Stand back, Sam Shepard fans. The print equivalent of those flying-food scenes the apocalypse-soon playwright likes to slot into his volatile works is about to take place. Some verbal tomatoes are to be aimed at True West, currently having a flashy Broadway revival. No acrimony will, however, be lobbed at Philip Seymour Hoffman and John C. Reilly, alternating in the lead roles and drawing movie-fan-like audiences able to leap to their feet and cheer when the last line of dialogue has been spoken rather than being consigned to shuffle out silently as credits roll.
But, oh, that over rated script! True West is the one about the two brothers bunking at their mother’s southern California home while Mom is off on a trip to Alaska. One brother, Austin, is a screenwriter; the other, Lee, is a drifter, whose main talent is carting appliances out of poorly secured houses. The wary siblings seem never to have been on easy terms with each other: “You never did know too much about me,” Lee says to Austin, who doesn’t disagree. And the tension between them thickens during the few days they pass under the same roof while Austin hammers out a movie script for a glad-handing producer who, as irony would have it, ends up drawn more to the outline for a western Lee conjures up.
The standard view of True West–and the reason for its supposed dramatic allure–is that the changes Austin and Lee undergo eventually lead to their swapping personalities. Evidently, many have found that the transformation reflects a profound psychological truth. But not only does such an occurrence seem convenient and pat–a stunt, really–it’s an inaccurate understanding of what goes on during the play’s increasingly frenzied nine scenes.
To be sure, Lee does appear to get a momentary upper hand when producer Saul Kimmer–he of the shit-eating grin–cottons to the outline of Lee’s western, which involves two men in a chase across barren Texas panhandle flatlands. (Similarity to the Austin-Lee entanglement is hard to miss.) Lee, though, never finishes his screenplay–he can’t even type–and the now jealous and spiteful Austin refuses to help. What really transpires is that the low-life brother remains very much himself and succeeds in dragging the better-educated Austin down to his level.
Because Shepard has a great ear for the language people use when they’re uncomfortable with one another and are trying not to show it, the opening True West give-and-take not only registers as real, but also gets repeated laughs. Furthermore, when Lee, dipping his dirt-begrimed toes into the waters of confidence, admits to having envied Austin’s life and Austin replies in kind, an infrequently examined aspect of sibling rivalry is painfully illuminated. But Shepard overplays his hand–or is he underplaying it?

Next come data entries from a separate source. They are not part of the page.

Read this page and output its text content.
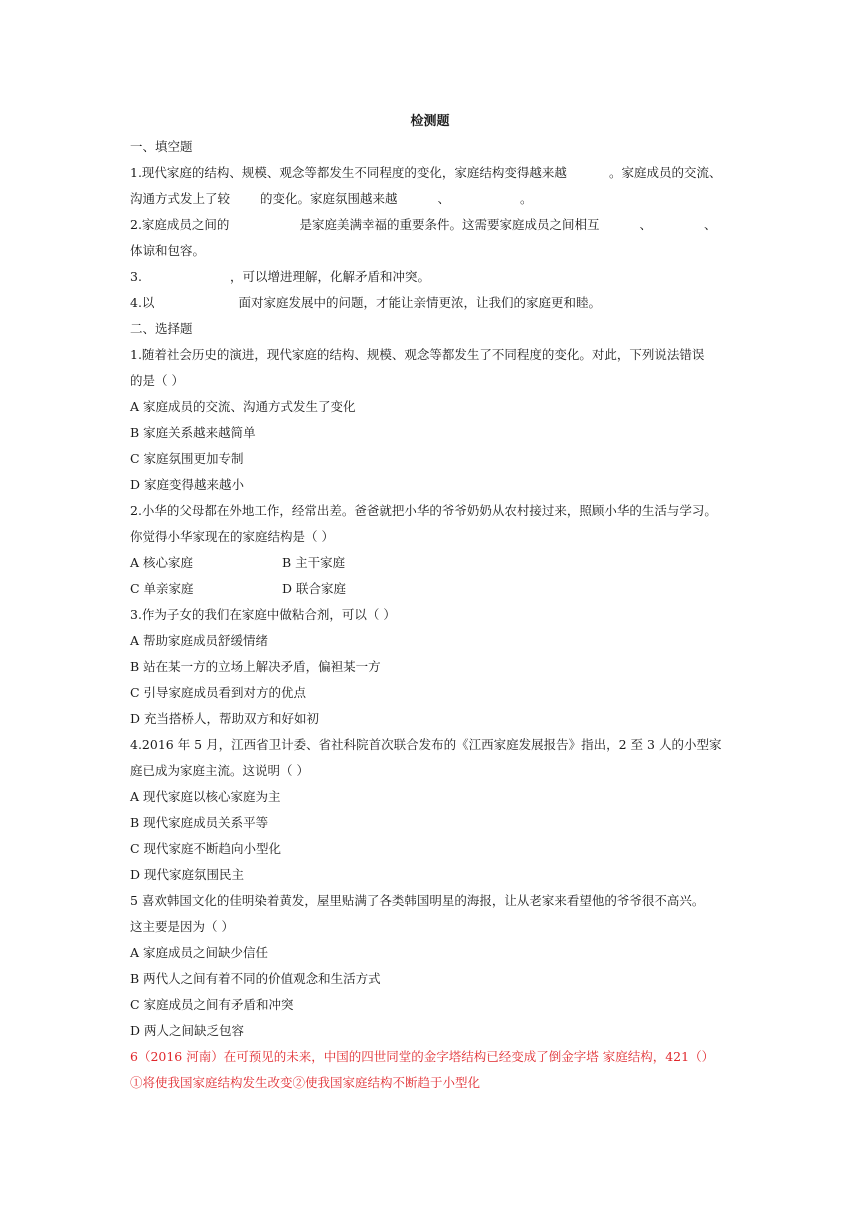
检测题
一、填空题
1.现代家庭的结构、规模、观念等都发生不同程度的变化，家庭结构变得越来越	。家庭成员的交流、
沟通方式发上了较 的变化。家庭氛围越来越	、	。
2.家庭成员之间的	是家庭美满幸福的重要条件。这需要家庭成员之间相互	、	、
体谅和包容。
3.	，可以增进理解，化解矛盾和冲突。
4.以	面对家庭发展中的问题，才能让亲情更浓，让我们的家庭更和睦。
二、选择题
1.随着社会历史的演进，现代家庭的结构、规模、观念等都发生了不同程度的变化。对此，下列说法错误
的是（ ）
A 家庭成员的交流、沟通方式发生了变化
B 家庭关系越来越简单
C 家庭氛围更加专制
D 家庭变得越来越小
2.小华的父母都在外地工作，经常出差。爸爸就把小华的爷爷奶奶从农村接过来，照顾小华的生活与学习。
你觉得小华家现在的家庭结构是（ ）
A 核心家庭	B 主干家庭
C 单亲家庭	D 联合家庭
3.作为子女的我们在家庭中做粘合剂，可以（ ）
A 帮助家庭成员舒缓情绪
B 站在某一方的立场上解决矛盾，偏袒某一方
C 引导家庭成员看到对方的优点
D 充当搭桥人，帮助双方和好如初
4.2016 年 5 月，江西省卫计委、省社科院首次联合发布的《江西家庭发展报告》指出，2 至 3 人的小型家
庭已成为家庭主流。这说明（ ）
A 现代家庭以核心家庭为主
B 现代家庭成员关系平等
C 现代家庭不断趋向小型化
D 现代家庭氛围民主
5 喜欢韩国文化的佳明染着黄发，屋里贴满了各类韩国明星的海报，让从老家来看望他的爷爷很不高兴。
这主要是因为（ ）
A 家庭成员之间缺少信任
B 两代人之间有着不同的价值观念和生活方式
C 家庭成员之间有矛盾和冲突
D 两人之间缺乏包容
6（2016 河南）在可预见的未来，中国的四世同堂的金字塔结构已经变成了倒金字塔 家庭结构，421（）
①将使我国家庭结构发生改变②使我国家庭结构不断趋于小型化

He’s got a message to deliver about civilization merely being a veneer all too easily scrapped away if blunt tools are handy. Once Austin and Lee lose a grip on civility and begin destroying their absent mother’s sunny suburban kitchen, they are merely two slobs on a binge, the conclusion of which the audience guesses long before the two crazed men face each other with hate and fear in their eyes.